Why The Most ‘Successful’ People Struggle The Most During Dog Training
The Paradox
One of the strangest things I've noticed as a dog trainer is that some of my most “successful” clients often struggle the most.
Not because they're lazy, inconsistent, or unwilling to put in the work. In fact, it's usually the opposite.
They're highly motivated. They do the homework. They practice between sessions. They ask thoughtful questions and genuinely want to understand what's happening.
These are often people who have built tremendously successful careers, businesses, and lives.
So why do they often struggle more than people who have been less "successful" elsewhere?
Success Trains Us To Find Problems
Successful people spend their lives identifying what isn't working. It's how they create value.
Business owners find inefficiencies. Managers identify gaps. Engineers find flaws in systems. Doctors look for symptoms. Accountants look for errors.

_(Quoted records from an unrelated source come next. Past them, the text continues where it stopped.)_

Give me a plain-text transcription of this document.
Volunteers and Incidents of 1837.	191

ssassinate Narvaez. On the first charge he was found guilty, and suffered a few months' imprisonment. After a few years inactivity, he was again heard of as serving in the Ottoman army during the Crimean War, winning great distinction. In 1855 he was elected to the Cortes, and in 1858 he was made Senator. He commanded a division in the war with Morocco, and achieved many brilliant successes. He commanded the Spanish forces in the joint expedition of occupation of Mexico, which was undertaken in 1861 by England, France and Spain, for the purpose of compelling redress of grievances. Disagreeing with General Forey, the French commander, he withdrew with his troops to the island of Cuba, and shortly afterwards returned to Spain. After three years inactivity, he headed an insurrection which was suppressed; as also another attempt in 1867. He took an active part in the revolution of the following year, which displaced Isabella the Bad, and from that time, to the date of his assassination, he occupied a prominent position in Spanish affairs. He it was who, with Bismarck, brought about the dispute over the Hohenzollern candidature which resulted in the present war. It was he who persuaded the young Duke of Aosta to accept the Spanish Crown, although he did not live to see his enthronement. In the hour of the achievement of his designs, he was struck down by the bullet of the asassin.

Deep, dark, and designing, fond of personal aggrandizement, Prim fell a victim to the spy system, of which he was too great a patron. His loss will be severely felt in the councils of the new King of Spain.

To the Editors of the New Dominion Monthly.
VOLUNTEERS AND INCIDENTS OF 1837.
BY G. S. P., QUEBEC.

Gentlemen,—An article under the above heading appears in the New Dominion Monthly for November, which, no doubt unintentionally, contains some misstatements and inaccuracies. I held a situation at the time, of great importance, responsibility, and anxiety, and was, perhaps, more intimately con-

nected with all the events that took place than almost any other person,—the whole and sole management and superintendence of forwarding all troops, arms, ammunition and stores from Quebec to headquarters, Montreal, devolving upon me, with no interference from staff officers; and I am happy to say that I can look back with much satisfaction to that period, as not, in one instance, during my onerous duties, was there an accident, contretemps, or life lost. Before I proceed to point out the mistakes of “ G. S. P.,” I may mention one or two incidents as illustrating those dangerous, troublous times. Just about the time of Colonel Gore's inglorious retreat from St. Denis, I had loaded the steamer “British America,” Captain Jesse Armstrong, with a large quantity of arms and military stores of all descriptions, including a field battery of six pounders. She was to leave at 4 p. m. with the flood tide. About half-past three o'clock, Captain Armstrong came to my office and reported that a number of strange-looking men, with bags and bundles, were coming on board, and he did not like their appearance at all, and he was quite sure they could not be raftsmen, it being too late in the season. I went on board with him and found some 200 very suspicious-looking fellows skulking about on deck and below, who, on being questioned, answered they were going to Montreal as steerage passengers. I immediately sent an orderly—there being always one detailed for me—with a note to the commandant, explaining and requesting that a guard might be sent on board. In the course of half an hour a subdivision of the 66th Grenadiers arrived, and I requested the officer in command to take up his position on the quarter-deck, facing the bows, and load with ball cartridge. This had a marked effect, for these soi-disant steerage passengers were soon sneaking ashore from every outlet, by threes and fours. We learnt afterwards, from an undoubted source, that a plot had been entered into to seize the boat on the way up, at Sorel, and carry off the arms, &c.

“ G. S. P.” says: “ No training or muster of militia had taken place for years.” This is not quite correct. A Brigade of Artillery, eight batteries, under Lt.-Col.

Their ability to notice problems is often one of the reasons they've become so successful in the first place.
So naturally, they bring that same habit into dog training. But dog training is different.
In many professions, solving a problem creates a sense of completion. You redesign the process. You fix the bug. You file the return. You close the project. The work is done, and your attention moves somewhere else.
Behavior rarely works that way. Every improvement simply reveals a new stage of learning.
The dog who once barked at everything now barks only at the delivery driver.
The dog who once pulled for an entire walk now pulls only when another dog walks by.
The dog who once ignored every recall now struggles only when tennis balls are involved.
From a trainer's perspective, that's enormous progress. But if your mind has been trained and reinforced to constantly ask, "What's still wrong?" those improvements can be surprisingly easy to overlook.
"But he still barks."
"But he still pulls."
"But he still won't come every time I call him."
So the conclusion quietly (and erroneously) becomes: "This isn't working."
Not because nothing has changed.
But because nothing feels finished.
And when nothing ever feels finished, it becomes surprisingly difficult to appreciate how far you've already come.
When Success Feels Like Failure
And when we fail to recognize progress, something interesting happens: We can begin to feel like we're failing even when we're succeeding.
Parenting offers a similar lesson. A parent who focuses only on today's challenge can easily miss how much growth has already occurred.
The sleepless nights become food throwing. The food throwing becomes tantrums. The tantrums become homework battles.
The challenge isn't that progress isn't happening. The challenge is that progress changes the problem rather than eliminating it.
Dog training often works the same way.
We don't stop teaching our dogs any more than we stop parenting our children. As they grow, their environments change, new distractions appear, and new situations ask different things of them.
The goal isn't to arrive at a version of your dog that never needs guidance again.
The goal is to keep building on a relationship that's always capable of learning.
Once We Feel Like We're Failing, We Need an Explanation
This is where the real story begins.
Nobody enjoys feeling like they're failing. Especially people who have built much of their lives around being extremely capable.
So when progress doesn't happen as quickly as we expect, we naturally begin searching for an explanation.
And often it's explanations outside of ourselves:
"Maybe I chose the wrong trainer."
"Maybe this type of training doesn't work."
"Maybe my dog is stubborn."
"Maybe this is the wrong dog for me."
Why Those Stories Become So Attractive
I don't think those explanations come from ego. I think they come from confidence.
Successful people spend years building confidence in their ability to solve problems. They learn that when something isn't working, they can usually rely on discipline, persistence, intelligence, creativity, or experience to eventually figure it out.
Over time, that confidence becomes more than a skill. It becomes an expectation.
And dog training has a remarkable way of disrupting that expectation.
Not because successful people aren't capable of learning or are uncomfortable learning new things. Quite the opposite. Many of them love learning, and relish utilizing a beginner’s mindset to become better versions of themselves.
It becomes a problem when they reach into that reliable bag of internal capabilities that's served them throughout their careers—and for a while at least, it doesn't seem to work.
They show up consistently. They practice. They think deeply. They analyze what happened. They do everything they've always done to make progress.
And yet the results don't arrive as quickly or as predictably as they've come to expect.
That isn't just frustrating. It creates doubt. And that doubt can be unbearably hard to sit with.
And that's when it's so incredibly tempting to start looking outside ourselves for the explanation.
What I've Learned
After years of working with dogs and their people, I don't think the hardest part of dog training is teaching dogs.
I think it's learning how to interpret what you're seeing.
Because the people who make the most progress aren't necessarily the people who work the hardest. They're the people who become very careful about the stories they tell themselves when something isn't working.
For example, they're willing to ask themselves, "What am I misunderstanding about what's happening here?" instead of immediately asking, "Why isn't he listening?" or, "What might I not be seeing yet?" instead of, "Maybe this training doesn't work."
They're willing to resist the very human temptation to immediately place the explanation somewhere outside themselves.
Not because the trainer is always right. Not because every method works. Not because every dog is the same.
But because they understand that the fastest way to stop learning is to become convinced you've already found the explanation.